Madame B., jeune femme de 27 ans, vient au Cpct pour parler de son mari, dont elle vit séparément. En séance, elle relate, dans un débit de paroles ininterrompu, leurs disputes virulentes qui la conduisent parfois aux urgences, puis leurs réconciliations. Elle n’ hystorise pas ce qu’elle dit.
Avant de venir au Cpct, Madame B. dit avoir vécu des « moments difficiles de dépression » et avoir fait des « tentatives de suicide ». Elle ne s’y attarde pas. Elle passe vite aussi sur son enfance : « un père violent et alcoolique qui battait sa mère, une mère qui la battait aussi». Elle évoque tout aussi rapidement son premier compagnon dont elle a eu une première fille à l’âge de 19 ans et leur relation conflictuelle. Elle fait un récit extrêmement confus de l’accouchement douloureux de sa deuxième fille, 6 ans après, et d’une pancréatite simultanée.
Il y a peu de place au doute dans le discours de Madame B. Elle n’a pas confiance en son mari et l’énonce dès ses premières phrases : « Je voudrais tester sa sincérité, le mettre à l’épreuve ». Elle ne veut pas qu’il parle à d’autres femmes, sait qu’il le fait et cherche des « preuves ». C’est une jalousie féroce.
Elle provoque l’acte. Elle se rend au domicile de son mari en son absence, rentre, fouille, il arrive et il la frappe. Une autre fois, elle dit : « Il refuse de garder sa fille, je prends des baffes comme ça !.» Le mot et la chose sont collés. L’énonciation est littérale. Dans les deux cas, elle « se fait » battre. « L’activité de la pulsion se concentre dans le -se faire- » nous indique J.Lacan.[2]

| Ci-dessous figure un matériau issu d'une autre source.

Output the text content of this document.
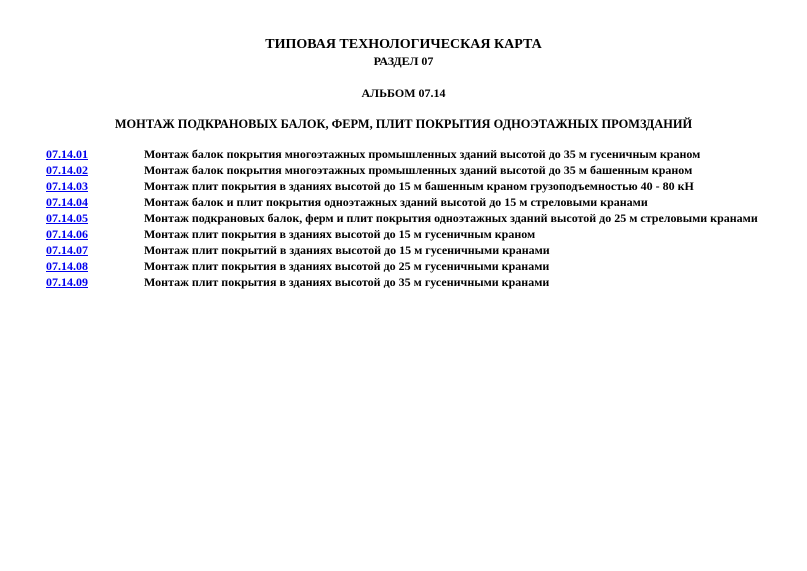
ТИПОВАЯ ТЕХНОЛОГИЧЕСКАЯ КАРТА
РАЗДЕЛ 07
АЛЬБОМ 07.14
МОНТАЖ ПОДКРАНОВЫХ БАЛОК, ФЕРМ, ПЛИТ ПОКРЫТИЯ ОДНОЭТАЖНЫХ ПРОМЗДАНИЙ
07.14.01	Монтаж балок покрытия многоэтажных промышленных зданий высотой до 35 м гусеничным краном
07.14.02	Монтаж балок покрытия многоэтажных промышленных зданий высотой до 35 м башенным краном
07.14.03	Монтаж плит покрытия в зданиях высотой до 15 м башенным краном грузоподъемностью 40 - 80 кН
07.14.04	Монтаж балок и плит покрытия одноэтажных зданий высотой до 15 м стреловыми кранами
07.14.05	Монтаж подкрановых балок, ферм и плит покрытия одноэтажных зданий высотой до 25 м стреловыми кранами
07.14.06	Монтаж плит покрытия в зданиях высотой до 15 м гусеничным краном
07.14.07	Монтаж плит покрытий в зданиях высотой до 15 м гусеничными кранами
07.14.08	Монтаж плит покрытия в зданиях высотой до 25 м гусеничными кранами
07.14.09	Монтаж плит покрытия в зданиях высотой до 35 м гусеничными кранами
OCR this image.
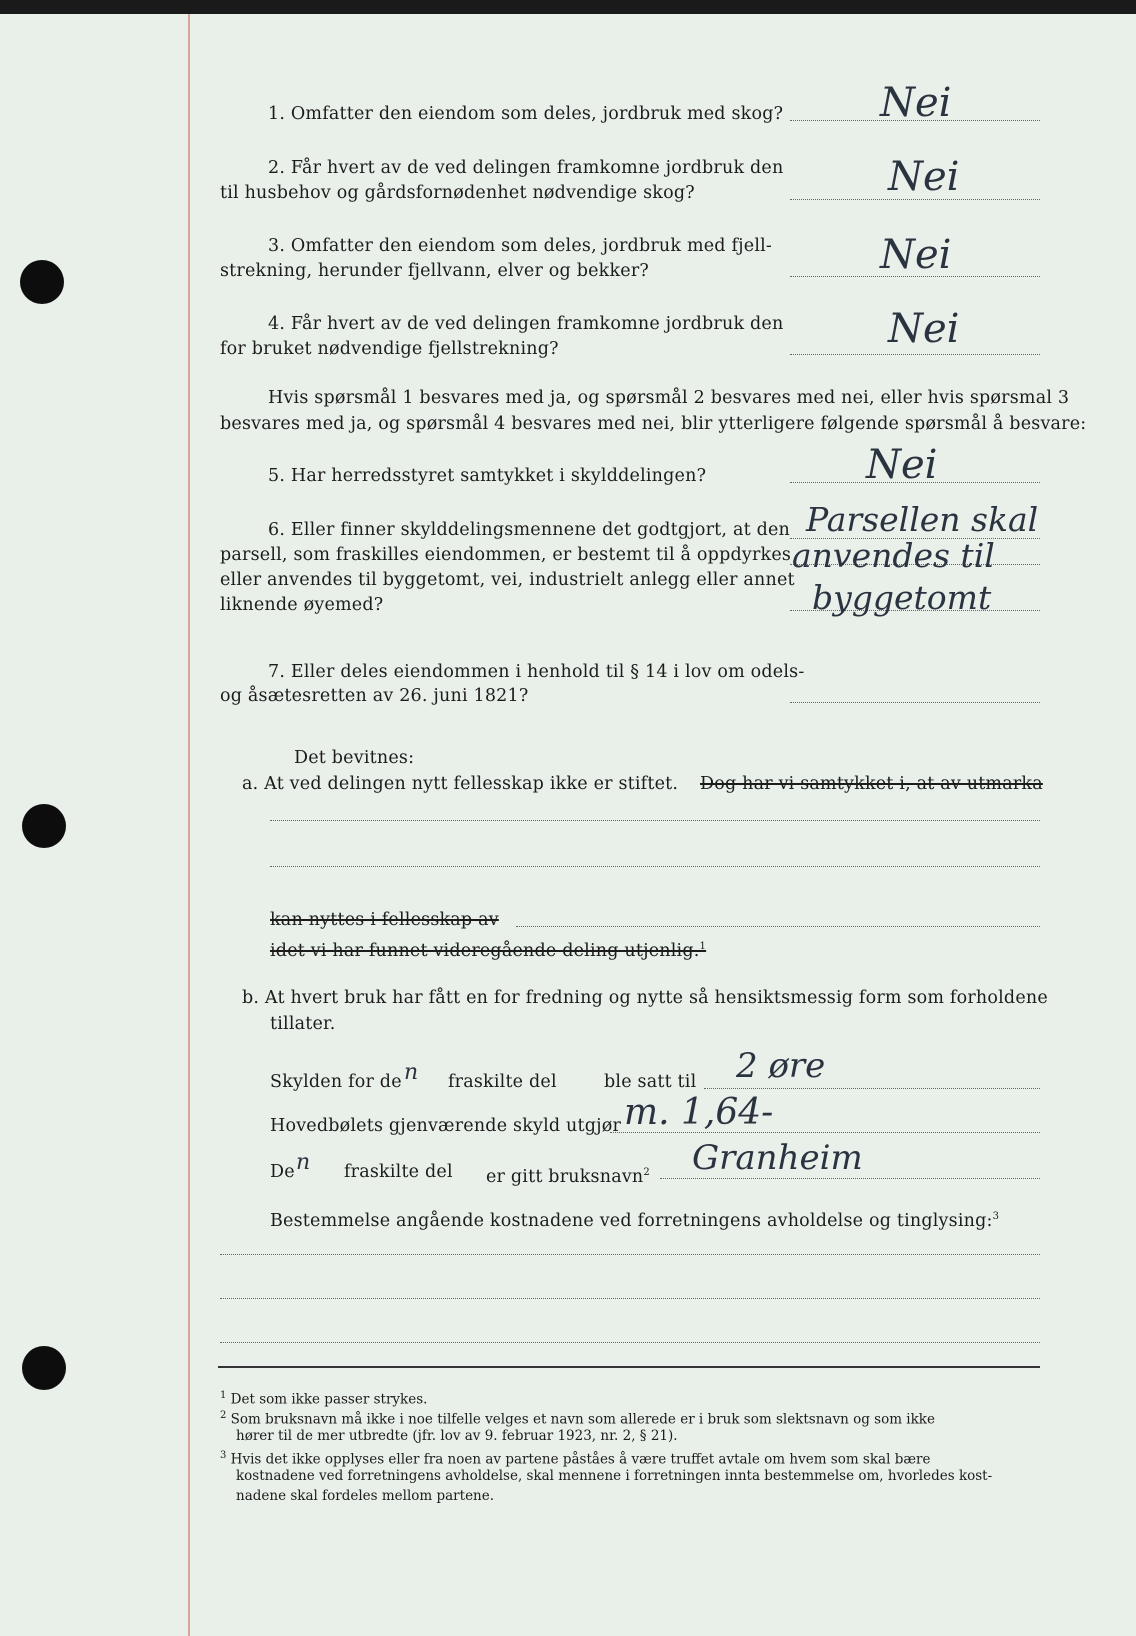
1. Omfatter den eiendom som deles, jordbruk med skog? Nei
2. Får hvert av de ved delingen framkomne jordbruk den
til husbehov og gårdsfornødenhet nødvendige skog?	Nei
3. Omfatter den eiendom som deles, jordbruk med fjell-
strekning, herunder fjellvann, elver og bekker?	Nei
4. Får hvert av de ved delingen framkomne jordbruk den
for bruket nødvendige fjellstrekning?	Nei
Hvis spørsmål 1 besvares med ja, og spørsmål 2 besvares med nei, eller hvis spørsmal 3
besvares med ja, og spørsmål 4 besvares med nei, blir ytterligere følgende spørsmål å besvare:
5. Har herredsstyret samtykket i skylddelingen?	Nei
6. Eller finner skylddelingsmennene det godtgjort, at den
parsell, som fraskilles eiendommen, er bestemt til å oppdyrkes
eller anvendes til byggetomt, vei, industrielt anlegg eller annet
liknende øyemed?
Parsellen skal
anvendes til
byggetomt
7. Eller deles eiendommen i henhold til § 14 i lov om odels-
og åsætesretten av 26. juni 1821?
Det bevitnes:
a. At ved delingen nytt fellesskap ikke er stiftet. Dog har vi samtykket i, at av utmarka
kan nyttes i fellesskap av
idet vi har funnet videregående deling utjenlig.$^1$
b. At hvert bruk har fått en for fredning og nytte så hensiktsmessig form som forholdene
tillater.
Skylden for de n fraskilte del	ble satt til 2 øre
Hovedbølets gjenværende skyld utgjør m. 1,64-
De n fraskilte del er gitt bruksnavn$^2$ Granheim
Bestemmelse angående kostnadene ved forretningens avholdelse og tinglysing:$^3$
$^1$ Det som ikke passer strykes.
$^2$ Som bruksnavn må ikke i noe tilfelle velges et navn som allerede er i bruk som slektsnavn og som ikke
hører til de mer utbredte (jfr. lov av 9. februar 1923, nr. 2, § 21).
$^3$ Hvis det ikke opplyses eller fra noen av partene påståes å være truffet avtale om hvem som skal bære
kostnadene ved forretningens avholdelse, skal mennene i forretningen innta bestemmelse om, hvorledes kost-
nadene skal fordeles mellom partene.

Avec Madame B., il convient « de contrer le réel qu’elle vient déposer »[3] autrement que par le père et le sens, soit par l’objet : la voix. Cette accroche transférentielle est repérable dès le début du traitement. En effet, après une première et brève conversation téléphonique pour décaler son premier rendez-vous, elle donnera mes coordonnées à un médecin urgentiste venu la secourir chez elle afin qu’il me contacte. Plusieurs conversations téléphoniques ont ainsi précédé la première séance de Mme B. au Cpct. Je m’applique en séance à manier l’objet voix, la matière sonore, à distance du sens, par des modulations, et en parlant peu.

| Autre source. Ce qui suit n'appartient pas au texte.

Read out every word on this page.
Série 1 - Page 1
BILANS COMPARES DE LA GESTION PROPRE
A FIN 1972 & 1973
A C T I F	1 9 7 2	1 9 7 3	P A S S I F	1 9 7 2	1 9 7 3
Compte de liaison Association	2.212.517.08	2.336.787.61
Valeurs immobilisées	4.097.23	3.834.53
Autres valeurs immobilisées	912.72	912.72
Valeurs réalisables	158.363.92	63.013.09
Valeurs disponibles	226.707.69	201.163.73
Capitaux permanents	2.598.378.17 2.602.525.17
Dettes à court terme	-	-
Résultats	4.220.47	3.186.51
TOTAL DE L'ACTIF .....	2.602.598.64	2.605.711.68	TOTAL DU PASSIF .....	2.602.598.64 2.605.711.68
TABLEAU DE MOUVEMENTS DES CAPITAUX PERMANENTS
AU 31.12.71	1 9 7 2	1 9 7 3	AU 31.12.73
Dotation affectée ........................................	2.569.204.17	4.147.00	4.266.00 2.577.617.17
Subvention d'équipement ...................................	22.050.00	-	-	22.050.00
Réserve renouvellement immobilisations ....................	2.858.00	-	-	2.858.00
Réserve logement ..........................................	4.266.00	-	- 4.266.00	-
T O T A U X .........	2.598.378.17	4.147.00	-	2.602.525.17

Madame B. a « des images dans sa tête » et fait des rêves sombres et mortifères. Elle a affaire à des petits autres persécuteurs, nombreux, aux paroles qui jugent et aux actes violents. Cela reste désordonné, et n’apparaît pas comme un délire construit. Asymptomatique, sans délire, je me tiens au plus près de sa lalangue. Je note ses néologismes : elle a des moments de « bruteur » et elle est en « langots ».
Des signifiants se répètent comme « cœur » décliné dans « rancœur », « ils m’écœurent » et « coup ». Elle relate les « coups de pieds et de …couteaux » de sa mère. Après l’accouchement, elle dit « on m’a coupé de mon enfant ». « Coup de cœur » lie les deux signifiants « coups » et « cœur ». Le « coup de cœur » c’est son mari. « Elle l’a dans la peau » et parle de ses moments de débranchement quand il lui fait un « sale coup », alors elle ne peut plus avancer.
A la suite d’une nouvelle et intense dispute, Madame B. ne dira plus « mon mari » mais « Monsieur B ». Elle le nomme ainsi depuis. Ce signifiant, survenu durant le traitement, lui permet de se présenter elle-même comme « Madame B » et semble faire fonction d’agrafe, lui octroyant une position sociale et un nom propre.
[1] Anna Aromi, Xavier Esqué, Les psychoses ordinaires et les autres sous transfert, Texte d’introduction au Congrès de l’AMP, 2-6 avril 2018, https://congresoamp2018.com/fr/textos, p.1.
[2] Jacques Lacan, Séminaire 11, Les quatre concepts fondamentaux de la psychanalyse, Seuil, pp 177,178.